Disambiguator: Owner of the deployment can log in to Google → see if there are pending warnings or restrictions. If yes → fix the account (add phone) or rotate the deployment to a healthier account.

Fix: Account-side, not config-side. Add phone verification, OR move to a different deployment owner via #325 workflow.

v1.8.3 detection logic

// In src/tunnel_client.rs around line 893+
if err_msg.contains("The script completed but did not return anything") {
    tracing::error!(
        "batch failed (script {}): got the v1.8.0 decoy/placeholder body — \
         could be (1) AUTH_KEY mismatch (run a direct curl probe against \
         the deployment to verify), (2) Apps Script execution timeout or \
         per-100s quota tear (try lowering parallel_concurrency), \
         (3) Apps Script internal hiccup (transient, retry next batch), \
         or (4) ISP-side response truncation (#313 pattern, try a \
         different google_ip).
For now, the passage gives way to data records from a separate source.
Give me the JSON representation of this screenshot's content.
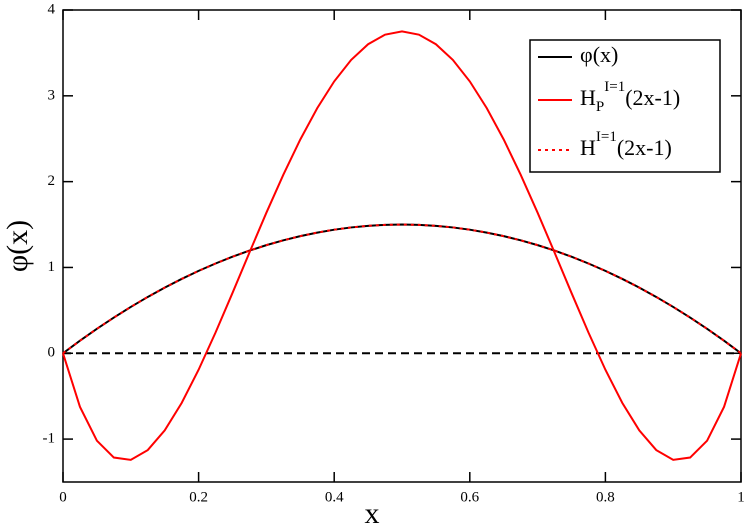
{
  "chart_data": {
    "type": "line",
    "x_label": "x",
    "y_label": "φ(x)",
    "x": [
      0,
      0.025,
      0.05,
      0.075,
      0.1,
      0.125,
      0.15,
      0.175,
      0.2,
      0.225,
      0.25,
      0.275,
      0.3,
      0.325,
      0.35,
      0.375,
      0.4,
      0.425,
      0.45,
      0.475,
      0.5,
      0.525,
      0.55,
      0.575,
      0.6,
      0.625,
      0.65,
      0.675,
      0.7,
      0.725,
      0.75,
      0.775,
      0.8,
      0.825,
      0.85,
      0.875,
      0.9,
      0.925,
      0.95,
      0.975,
      1
    ],
    "series": [
      {
        "name": [
          {
            "text": "φ(x)"
          }
        ],
        "color": "#000000",
        "dash": "solid",
        "values": [
          0,
          0.14625,
          0.285,
          0.41625,
          0.54,
          0.65625,
          0.765,
          0.86625,
          0.96,
          1.04625,
          1.125,
          1.19625,
          1.26,
          1.31625,
          1.365,
          1.40625,
          1.44,
          1.46625,
          1.485,
          1.49625,
          1.5,
          1.49625,
          1.485,
          1.46625,
          1.44,
          1.40625,
          1.365,
          1.31625,
          1.26,
          1.19625,
          1.125,
          1.04625,
          0.96,
          0.86625,
          0.765,
          0.65625,
          0.54,
          0.41625,
          0.285,
          0.14625,
          0
        ]
      },
      {
        "name": [
          {
            "text": "H"
          },
          {
            "text": "P",
            "baseline": "sub"
          },
          {
            "text": "I=1",
            "baseline": "super"
          },
          {
            "text": "(2x-1)"
          }
        ],
        "color": "#ff0000",
        "dash": "solid",
        "values": [
          0,
          -0.6243,
          -1.0189,
          -1.2149,
          -1.242,
          -1.1279,
          -0.8989,
          -0.5793,
          -0.192,
          0.2419,
          0.7031,
          1.1738,
          1.638,
          2.0813,
          2.4911,
          2.8564,
          3.168,
          3.4182,
          3.6011,
          3.7126,
          3.75,
          3.7126,
          3.6011,
          3.4182,
          3.168,
          2.8564,
          2.4911,
          2.0813,
          1.638,
          1.1738,
          0.7031,
          0.2419,
          -0.192,
          -0.5793,
          -0.8989,
          -1.1279,
          -1.242,
          -1.2149,
          -1.0189,
          -0.6243,
          0
        ]
      },
      {
        "name": [
          {
            "text": "H"
          },
          {
            "text": "I=1",
            "baseline": "super"
          },
          {
            "text": "(2x-1)"
          }
        ],
        "color": "#ff0000",
        "dash": "dotted",
        "values": [
          0,
          0.14625,
          0.285,
          0.41625,
          0.54,
          0.65625,
          0.765,
          0.86625,
          0.96,
          1.04625,
          1.125,
          1.19625,
          1.26,
          1.31625,
          1.365,
          1.40625,
          1.44,
          1.46625,
          1.485,
          1.49625,
          1.5,
          1.49625,
          1.485,
          1.46625,
          1.44,
          1.40625,
          1.365,
          1.31625,
          1.26,
          1.19625,
          1.125,
          1.04625,
          0.96,
          0.86625,
          0.765,
          0.65625,
          0.54,
          0.41625,
          0.285,
          0.14625,
          0
        ]
      }
    ],
    "reference_line": {
      "y": 0,
      "color": "#000000",
      "dash": "dashed"
    },
    "xlim": [
      0,
      1
    ],
    "xticks": [
      0,
      0.2,
      0.4,
      0.6,
      0.8,
      1
    ],
    "ylim": [
      -1.5,
      4
    ],
    "yticks": [
      -1,
      0,
      1,
      2,
      3,
      4
    ],
    "grid": false,
    "legend": "upper right"
  }
}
To distinguish (1) from the rest: set \
         DIAGNOSTIC_MODE=true at the top of Code.gs + redeploy as new \
         version — only AUTH_KEY mismatch returns this body in diagnostic \
         mode.",
        sid_short
    );
}

This is the v1.8.2 string. v1.8.3 adds detection for the Persian quota body and the Workspace landing HTML as separate paths.

When responding to users showing this log

The right response shape is:

  1. Acknowledge the log line they pasted
  2. Enumerate the 6 (or 4-5 in older versions) candidate causes briefly
  3. Identify the most likely for their specific case using context clues:
    • Single-deployment user, fresh setup → likely cause 1 (AUTH_KEY)
    • Mixed success/failure on same script_id → NOT cause 1 (AUTH_KEY would fail 100%)
    • "Worked yesterday, broken today" → likely cause 4 (ISP throttle) or cause 8 (account flag in progression)
    • High concurrency / many devices on one deployment → likely cause 3 (quota) or cause 5 (Persian quota variant)
    • Persian HTML body → cause 5 or 6
    • Hetzner/Iranian VPS Full-mode user → check if VPS is actually Iranian (provider appliance is real for Iranian VPS only)
  4. Give the disambiguator: DIAGNOSTIC_MODE flip + redeploy
  5. Give the immediate workaround appropriate to the most-likely cause

Don't claim certainty before disambiguator data. v1.8.1 over-asserted; v1.8.3 explicitly enumerates because we learned to.

What v1.8.x roadmap is doing about this

  • Per-script_id error-category counter — surface in CLI/UI: "deployment AKfycbz1: 95% success, 4% timeout, 1% quota, 0% auth_mismatch over last 5 min". Lets users diagnose without flipping DIAGNOSTIC_MODE.
  • Distinct error categories in client logs — separate AUTH_KEY mismatch / timeout / quota / ISP truncation / Persian quota / Workspace landing into 6 distinct error log lines. Currently merged.
  • AIMD per-deployment auto-throttle — automatically lower parallel_concurrency for deployments that hit quota too often. Find the sustainable rate per deployment without manual tuning.

These are queued for v1.8.x batch (~2-4 weeks).